Meet Supersaurus, the longest dinosaur in the world
Supersaurus roamed the Earth about 150 million years ago during the Jurassic Period.
The longest dinosaur that ever lived is the Supersaurus, new research reveals. According to Live Science, scientists have “fixed a fossil mix-up and analyzed new bones excavated from the long-necked dinosaur's final resting spot.”
Similar to other remarkably long dinosaurs, Supersaurus is what is called a diplodocid (meaning "double beams”) –– a long-necked sauropod with a very very long tail.
The fact that Supersaurus is the longest dinosaur that ever lived is a relatively new find, as it always had been one of the longest dinosaurs. But, research now shows that "this is the longest dinosaur based on a decent skeleton," as other dinosaur remains are fragmentary, and it's challenging to accurately estimate their lengths, Brian Curtice, a paleontologist at the Arizona Museum of Natural History who is spearheading the research, tells Live Science’s Laura Geggel.
Supersaurus roamed the Earth about 150 million years ago, during the Jurassic Period. According to Curtice’s new research, it exceeded 39 metres and possibly even reached 42 metres from snout to tail.
Live Science posits that even at 39 metres, Supersaurus would have been longer than another contender –– Diplodocus, which could reach lengths of 33 metres, according to a 2006 study of a specimen known as Seismosaurus in the New Mexico Museum of National History and Science Bulletin.
According to Live Science, the new research is not yet published in a peer-reviewed journal, but was presented online on November 5 at the Society of Vertebrate Paleontology's annual conference.
The new finding is “nearly 50 years in the making; the first Supersaurus specimen was uncovered in 1972 in a chock-full bonebed; in what was basically a ‘bone salad,’ Curtice says. So, it wasn’t immediately clear which bones belonged to the beast.”
The person who worked on the ‘bone salad’ was field worker Jim Jensen, who collected and prepared fossils for Brigham Young University in Utah, in Dry Mesa Dinosaur Quarry in Colorado, Live Science explains.
“Jensen discovered an 8-foot-long (2.4 m) scapulocoracoid — two fused bones that make up the shoulder girdle in adult dinosaurs and other reptiles. The quarry also contained additional bones that Jensen thought belonged to two other sauropod dinosaurs, which years later he named Ultrasauros and Dystylosaurus.”
Jensen’s discovery was a popular one, with the public showing interest in a dinosaur longer than the then longest dinosaur Brachiosaurus, according to the blog Sauropod Vertebra Picture of the Week (SV-POW), run by paleontologists Michael Taylor and Mathew Wedel. Live Science says it was a journalist who incidentally named the biggest beast Supersaurus in the frenzy following its discovery.
Jensen published a study in the journal Great Basin Naturalist in 1985, telling the world of the three new sauropod discoveries from the quarry where the ‘bone salad’ had been. But because he wasn’t a trained paleontologist, some believe he erred in his identification of the bones.
Live Science reports that over the years, paleontologists debated whether Ultrasaurus and Dystylosaurus are valid genera, or whether – as Curtice believes– their bones were misidentified and actually all belong to a single Supersaurus.
Curtice makes the case for the three dinosaurs being actually just one Supersaurus in Live Science, pointing out the fit of the bones and the cracks apparent in them.

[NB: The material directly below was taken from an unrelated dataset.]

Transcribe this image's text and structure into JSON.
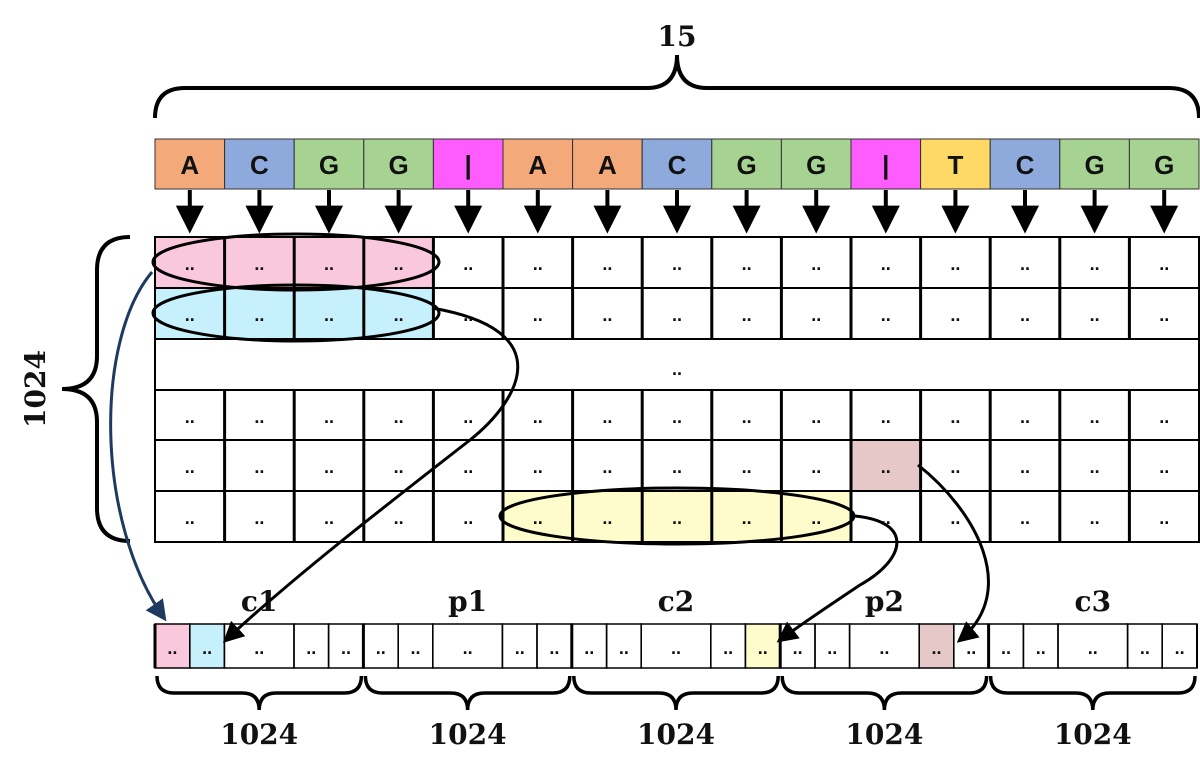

According to Curtice, previous Supersaurus length estimates placed it as one of the longest dinosaurs, including a 2008 estimate of 33 to 34 metres, but those were based on incomplete data, he says.
When the Dry Mesa Dinosaur Quarry was excavated, researchers wrapped large blocks of rocks and fossils in plaster jackets. According to Curtice, some still remain unopened today. He has started studying them and found five new neck vertebrae, one new back vertebra, two new tail vertebrae, and a left pubis.
Doing this helped him get “a more accurate estimate of the lengths for Supersaurus,” Laura Geggel for Live Science writes. “These newly identified bones helped Curtice get a more accurate estimate of the new lengths for Supersaurus, including that its neck was longer than 50 feet (15 m) and its tail was upward of 60 feet (18 m) long.”
What's more, the size and shape of the newly identified bones support the idea that all of the colossal bones found at Dry Mesa belong to Supersaurus, rather than three different large dinosaurs, Curtice says.
Once his as-yet-unpublished paper goes through peer review, Curtice’s findings will resonate more, a colleague suggests.
"I think the final verdict will come when this Goliath specimen [that Curtice is using to inform his analysis] is published, when this additional material from Dry Mesa is published. I want to see it go through formal peer review," Matt Lamanna, a vertebrate paleontologist at the Carnegie Museum of Natural History in Pittsburgh, who was not involved with the research, tells Live Science.
"I think it will be pretty exciting when he does," Lamanna adds. "I think he's very probably correct."